Рай тебя не спасёт - стр. 21
Ева думала об этом постоянно. Прокручивала в мыслях один и тот же сценарий, но стоило ржавым петлям поднимающейся дверцы заскрипеть, и девушка замирала, парализованная животным ужасом.
На пол рядом с лестницей опускалась миска с жидкой кашей – то ли овсянкой, то ли перловкой – и кружка с водой. Вся посуда пластмассовая, словно игрушечная. В вязкую жижу была воткнута одноразовая ложка. Ева не ела. Думать не могла о таких вещах.
* * *
Со стороны люка донеслись голоса переругивающихся бандитов:
– Надо, чтобы она ела. Заказчику не понравится, если девчонка сдохнет.
Что всё это значит? Кто-то приказал её похитить и держать в подвале? Зачем? Что, чёрт побери, с ней собираются сделать? Кому понадобилась студентка из простой, не самой богатой семьи? Судя по обрывкам разговора, услышанного в ночь похищения, её отец любил азартные игры, возможно, тайно заглядывал в казино и однажды крупно задолжал. Что если ей предстоит отрабатывать отцовские долги? Что если её продадут в рабство?
«Я не буду об этом думать».
И она не думала, а потом в подобных размышлениях пропал смысл.
* * *
Они приходили со сводящей с ума регулярностью, достаточно часто, чтобы, проснувшись в подвальном сумраке, начать с содроганием прислушиваться к тишине. Шаги могли раздаться в любой момент – тяжёлая поступь, сотрясавшая пол, который для неё был потолком камеры. Вскоре Ева научилась угадывать намерения своих надзирателей. Неспешная походка и молчание означали, что можно снова дышать: ей несут еду. А громкий топот и звуки шутливой перебранки.... Как правило, в погреб спускался кто-то один, а остальные ждали своей очереди, сгрудившись вокруг открытого люка. Но были дни, когда её тело разрывали на части десятки грубых омерзительных рук.

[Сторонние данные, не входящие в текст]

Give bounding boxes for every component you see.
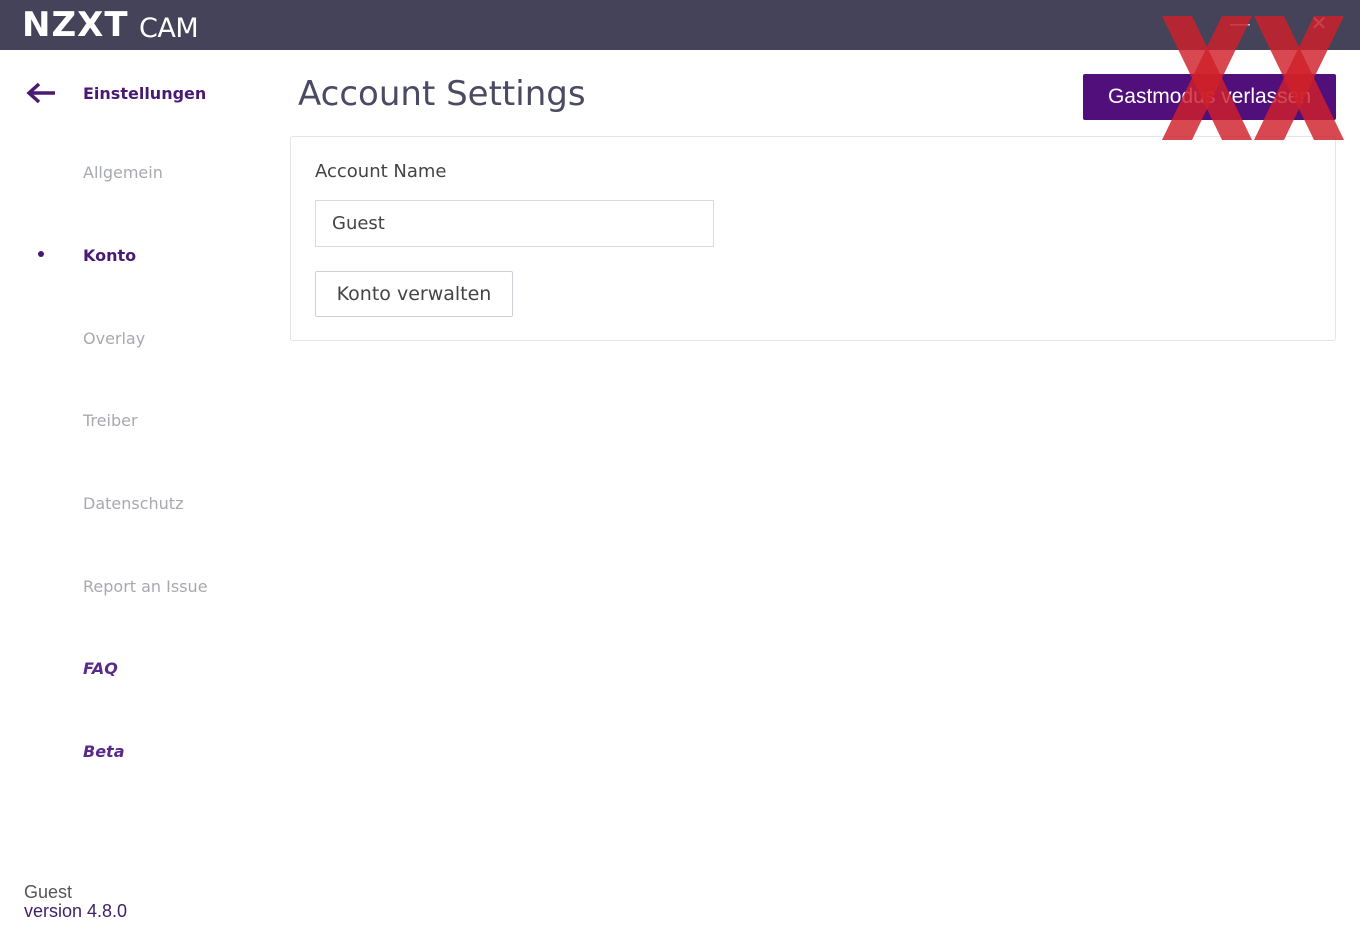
sidebar-item-overlay[interactable]: Overlay <box>83 329 145 348</box>
close-icon: ✕ <box>1310 13 1328 35</box>
arrow-left-icon <box>26 82 55 104</box>
page-title: Account Settings <box>298 74 586 114</box>
account-name-label: Account Name <box>315 161 447 182</box>
sidebar-item-treiber[interactable]: Treiber <box>83 411 138 430</box>
footer-version: version 4.8.0 <box>24 901 128 921</box>
active-indicator-dot <box>38 251 44 257</box>
footer-user-name: Guest <box>24 882 73 902</box>
account-name-input[interactable] <box>315 200 714 247</box>
sidebar-heading: Einstellungen <box>83 84 207 103</box>
account-card: Account Name Konto verwalten <box>290 136 1336 341</box>
sidebar-item-allgemein[interactable]: Allgemein <box>83 163 163 182</box>
title-bar: NZXT CAM — ✕ <box>0 0 1360 50</box>
minimize-icon: — <box>1230 13 1250 35</box>
close-button[interactable]: ✕ <box>1307 12 1331 36</box>
sidebar-item-beta[interactable]: Beta <box>83 742 125 761</box>
sidebar-item-konto[interactable]: Konto <box>83 246 136 265</box>
brand-logo: NZXT <box>22 5 129 45</box>
manage-account-button[interactable]: Konto verwalten <box>315 271 513 317</box>
sidebar-item-report-issue[interactable]: Report an Issue <box>83 577 208 596</box>
product-name: CAM <box>139 13 199 44</box>
sidebar-item-faq[interactable]: FAQ <box>83 659 118 678</box>
leave-guest-mode-button[interactable]: Gastmodus verlassen <box>1083 74 1336 120</box>
back-button[interactable] <box>26 82 56 104</box>
sidebar-item-datenschutz[interactable]: Datenschutz <box>83 494 183 513</box>
minimize-button[interactable]: — <box>1228 12 1252 36</box>
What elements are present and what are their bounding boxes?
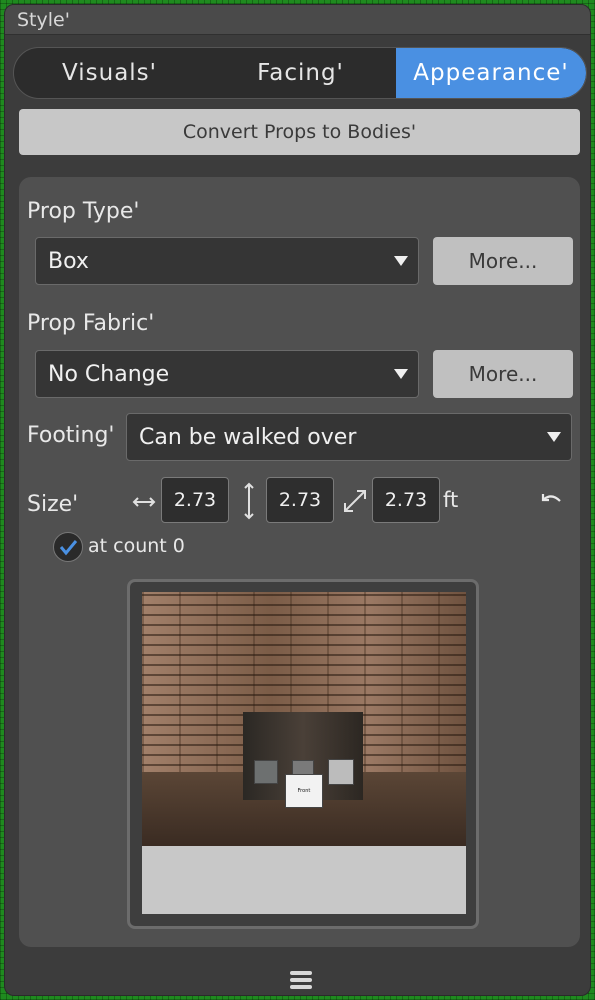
tab-visuals[interactable]: Visuals' xyxy=(14,48,205,98)
prop-type-value: Box xyxy=(48,248,89,274)
tab-bar: Visuals' Facing' Appearance' xyxy=(13,47,587,99)
tab-appearance[interactable]: Appearance' xyxy=(396,48,586,98)
window-title: Style' xyxy=(5,5,590,35)
preview-image: Front xyxy=(142,592,466,914)
size-label: Size' xyxy=(27,492,79,517)
convert-props-button[interactable]: Convert Props to Bodies' xyxy=(19,109,580,155)
size-unit-label: ft xyxy=(443,488,459,512)
prop-type-more-button[interactable]: More... xyxy=(433,237,573,285)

Возможно, мучители приходили в определённое время. Возможно, действовали спонтанно. У Евы не было часов, чтобы выявить закономерность либо её отсутствие. Не было даже крошечного окошка под потолком, чтобы следить за сменой суток. Четыре стены и постоянная темнота создавали ощущение бесконечной ночи, непрекращающегося кошмара. Лежа в порванной пижаме на продавленном тюфяке, она не верила, не могла поверить в то, что не спит, что вот это всё: зловонный матрас под щекой, синяки, кровь между ног, – всё это реально. Бред! Так не бывает! Она не из тех, с кем случается такое! Она не ходит по безлюдным улицам в тёмное время суток, не носит вызывающую одежду, не напивается в хлам в незнакомой компании. Она не из тех девушек, которых насилуют. Но это произошло и произошло с ней, и продолжало повторяться изо дня в день, и Ева не могла себя защитить. Невыносимая беспомощность рождала не страх – ярость. Ярость, которая росла с каждым прикосновением, заставляющим чувствовать себя грязной, слабой, униженной. Эти твари убили её семью, на глазах застрелили маленькую сестрёнку, а саму Еву превратили в вещь, в кусок мяса, которым пользовались. Неужели это сойдёт им с рук? Неужели её мучители останутся безнаказанными? Она хотела их убить. Искромсать. Впиться зубами в горло, разрывая артерии. Гнев не находил выхода, и казалось, будто глаза Евы кипят, кости плавятся, кожа трескается и сползает, потому что человеческое тело не способно вместить столько ненависти. Как можно ненавидеть так сильно и не взорваться изнутри? Ей больше не было больно. Не было страшно. Она вся превратилась в кипящую массу ярости, в бесформенное, бестелесное нечто, безудержно жаждущее мести. Распластанная под очередным насильником, Ева разбитыми губами шептала обрывки услышанных когда-то молитв, придумывала собственные, требуя от всевышнего справедливости, заклиная покарать тех, кто убил её семью, но бог не ответил, остался глух. И тогда она позвала дьявола.